[糸井]
社会という新しい世界を前にしてガチガチに緊張している人は、もう、たくさんの心配事があると思うんです。
そういう人にいろんなアドバイスをするよりもまずはその緊張感を取ってあげたいんですよね。
そんなにたいしたことはないんだぜ、というか、たかがしれてるんだぜ、というふうに。



[岩田]
そうですね。
まずは本当の自分を表現してもらわないとなにもはじめられませんからね。

[糸井]
だから、たとえば誰かとはじめて会ったり、面接みたいなことをするにしても、まずは、その人をほぐしてからしゃべりたいなと思うんです。

[岩田]
私の経験からいうと、面接官には2通りのタイプがあるんです。
相手をほぐしてからその人の本性を引き出して、そのうえで選びたいと思っている人と、
「ほぐれていないから話せない」というのもその人の社交性だったり力だったりするから、そのまま評価してしまうという人と。



[糸井]
ああ、なるほどね。
岩田さんはどちらのタイプですか?

[岩田]
私は、前者です。
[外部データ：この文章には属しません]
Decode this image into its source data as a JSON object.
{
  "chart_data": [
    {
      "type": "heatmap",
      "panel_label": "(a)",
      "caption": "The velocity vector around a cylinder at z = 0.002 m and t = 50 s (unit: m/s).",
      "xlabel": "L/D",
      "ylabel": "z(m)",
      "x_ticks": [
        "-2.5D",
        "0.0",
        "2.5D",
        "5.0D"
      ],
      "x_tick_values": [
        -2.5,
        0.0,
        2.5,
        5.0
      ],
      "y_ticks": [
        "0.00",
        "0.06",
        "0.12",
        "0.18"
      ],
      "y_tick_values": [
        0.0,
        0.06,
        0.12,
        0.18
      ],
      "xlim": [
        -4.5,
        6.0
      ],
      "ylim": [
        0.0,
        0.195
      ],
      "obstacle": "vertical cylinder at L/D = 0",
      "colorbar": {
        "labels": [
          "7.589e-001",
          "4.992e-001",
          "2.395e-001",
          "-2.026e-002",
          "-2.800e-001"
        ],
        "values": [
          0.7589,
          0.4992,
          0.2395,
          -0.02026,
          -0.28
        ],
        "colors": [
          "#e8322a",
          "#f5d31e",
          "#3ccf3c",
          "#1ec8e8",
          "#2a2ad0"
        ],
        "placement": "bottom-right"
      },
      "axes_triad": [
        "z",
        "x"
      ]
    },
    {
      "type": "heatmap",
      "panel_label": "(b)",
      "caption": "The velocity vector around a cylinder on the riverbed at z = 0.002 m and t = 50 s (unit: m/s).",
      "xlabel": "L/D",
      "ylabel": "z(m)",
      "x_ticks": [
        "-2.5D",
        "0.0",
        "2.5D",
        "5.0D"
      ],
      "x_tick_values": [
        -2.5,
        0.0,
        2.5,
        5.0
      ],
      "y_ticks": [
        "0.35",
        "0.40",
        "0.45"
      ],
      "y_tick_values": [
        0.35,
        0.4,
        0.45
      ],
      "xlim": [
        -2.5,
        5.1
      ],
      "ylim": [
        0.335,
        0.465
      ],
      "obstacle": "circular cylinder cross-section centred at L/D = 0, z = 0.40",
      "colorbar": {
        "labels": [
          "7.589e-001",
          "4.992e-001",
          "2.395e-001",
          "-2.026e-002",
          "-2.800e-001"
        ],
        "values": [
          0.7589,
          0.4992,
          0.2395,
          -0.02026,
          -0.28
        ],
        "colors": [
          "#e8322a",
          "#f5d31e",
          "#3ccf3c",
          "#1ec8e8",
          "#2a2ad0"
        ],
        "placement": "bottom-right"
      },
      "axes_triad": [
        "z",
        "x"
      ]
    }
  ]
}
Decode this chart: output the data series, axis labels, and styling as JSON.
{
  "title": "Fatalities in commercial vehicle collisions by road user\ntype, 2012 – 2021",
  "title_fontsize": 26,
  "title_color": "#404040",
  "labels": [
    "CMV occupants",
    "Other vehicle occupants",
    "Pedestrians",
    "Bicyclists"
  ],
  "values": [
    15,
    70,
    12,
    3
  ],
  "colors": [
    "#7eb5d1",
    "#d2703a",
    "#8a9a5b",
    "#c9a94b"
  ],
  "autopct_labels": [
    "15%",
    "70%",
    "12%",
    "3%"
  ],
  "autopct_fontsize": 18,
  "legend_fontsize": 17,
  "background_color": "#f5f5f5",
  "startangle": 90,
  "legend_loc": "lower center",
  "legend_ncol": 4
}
後者の面接官って可能性を一部しか見てないと思うんですよ。
だから、できるだけ、その人をほぐしてから話せたほうがいいと思うんですけどね。

[糸井]
そうですね。
まぁ、簡単にほぐせるわけじゃないですけど。

[岩田]
あの、私ね、世の中の面接って、どうして答えにくいことから訊くのかなって思うんですよ。

[糸井]
そうなんだよ、そうなんだよ(笑)。



[岩田]
なんで答えやすいことから訊かないのかなと思ってて。

[糸井]
クイズじゃないんだからね(笑)。

[岩田]
私はいま、時間的な理由から新人採用では面接はしてないんですが、世の中の就職活動についての話を読んだり聞いたりすると、なんか小難しいことを訊いて、それに対して差し障りのないことを答える、という技術論の話ばかりが出てきますよね。

[糸井]
いや、ほんとにそうなんですよ。

[岩田]
私は、社内での面談というのは人一倍やるほうなんですけど、面談のいちばん重要なことって相手が答えやすい話からはじめることだと思っているんです。

[糸井]
いわば、「いいお天気ですね」からはじめるってことだよね。

[岩田]
はい。だから、私は社内で初めての人と話すときは、
「どうして任天堂に入ったの?
 なんで入ろうと思ったの?」
という質問からはじめるんです。
それは、必ず答えられることですから。
どんな理由であろうと、必ずなにかあるはずだし、自分のことだから自分で答えられるはずなんです。
実際、いろんな答えが返ってきますよ。
「あんまりカッコいい話じゃないんです」
っていうものから、ものすごく熱い答えまで。
ありのままの事実を語ることができて、しかもその人の本当の姿を垣間見ることができる。
ところが、
「キミ、少子高齢化についてどう思うかね?」
「サブプライム問題で アメリカの景気はこれからどうなるのかね?」
なんて訊いても、答えられないかもしれない。



[糸井]
そうですね。
むしろ、すぐに答えづらいからこそ、
「困難な質問に咄嗟にどう答えるか」
ということを見るために、そういう質問をするんでしょうけど。
まぁ、その手のことがぜんぶいけないと言うつもりはありませんけど、そういうことばっかりやってるからみんなが戦々恐々としちゃうんじゃないかなぁ。
一方で、岩田さんの方法というのはとっても、わかりやすいですね。
相手の緊張感をほぐすというよりも、相手が答えられる質問をすれば、緊張してても答えられるだろうという。

[岩田]
自分が知らないはずがないことですからね。
どんなに緊張してても、あがってても、自分のことをしゃべってもらえば、その人のことがわかるじゃないですか。

[糸井]
なんていうんだろう、
「むつかしい質問に咄嗟に答える」練習をして、その場でうまくやったとしても、実際、仕事をはじめれば絶対にボロが出るわけだからね。

[岩田]
ええ。
会社に入るまでが勝負だっていうのは間違ってると思いますよ。
会社に入ってからのほうが圧倒的に長いわけだし。

[糸井]
うん。だから、やっぱり知りたいのは、この『はたらきたい。』という本のテーマである
「あなたが大切にしてきたことはなんですか?」
ということなんですよね。
どんなにその場で立派そうなことを言っても
「大切にしてきたもの」が違ったらいい関係は続かないんですよ。

[岩田]
そうですね。
私は、人と話す中で、
「なぜこの会社に入ったの?」
という質問のほかに必ず訊くことがもうひとつあって、それは、
「いままでやってきた仕事の中で いちばんおもしろかったことってなに?
 いちばんつらかったことってなに?」
ということなんですね。
これもね、自分のことですから、答えやすいし、なによりその人のことがわかるんです。